Do any of you want to venture a guess whether it was the damage to the brain centers or the more local nerves in both areas that were responsible for the "IBS" spasms and the migraines?
I do know that there's MUCH more serotonin activity in the gut than in the brain. This is one of the areas that, if I ever went back into research, I'd really love to study.
Also, the quick, sublingual, quick-dissolving migraine meds act by working on the serotonin, and they work well, let me tell you. Still, I don't think I'll ever need to take anything or that ever again.
Before I had those to take, until I finally vomited toward the end of the headache cycle, I'd not be able to get anything to come out, stool wise though it felt as though it needed to come out. Then, like magic, just as soon as I was through vomiting, the stool would come easily.

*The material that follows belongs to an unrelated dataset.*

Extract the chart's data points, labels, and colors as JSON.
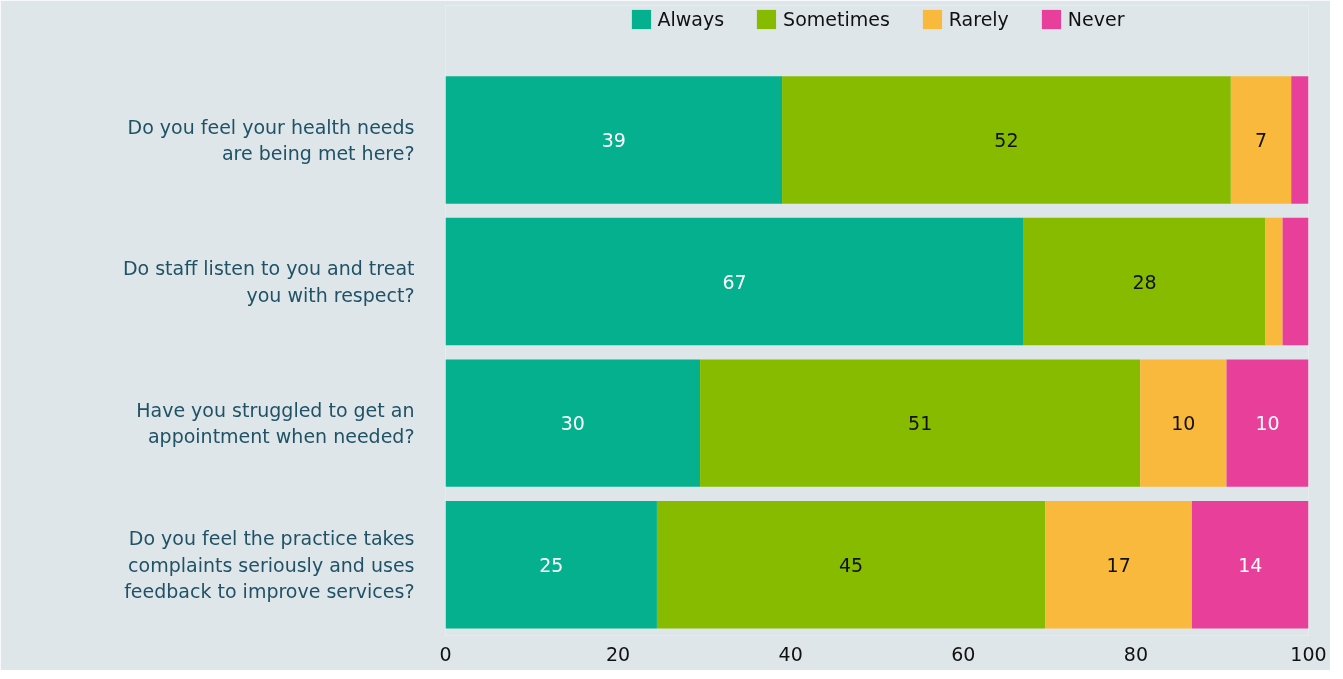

Now, I'm thinking that perhaps the same thing was happening as what I realized later was happening -- when I'd have a severe gluten reaction and the rectum would be sooo swollen that nothing would pass through, I'd assume it was constipation. This is when I could tell the 'rhoids were swollen as well. Come to think of it, if it'd been constipation, it would've looked like constipation when it came out immediately after the migraine symptoms left with the vomiting -- dah!
Sure would like to know the biochemistry and physiological mechanism for all this, and how it fits together.
Thanks the great sites. Will have to mail em to myself, and read later.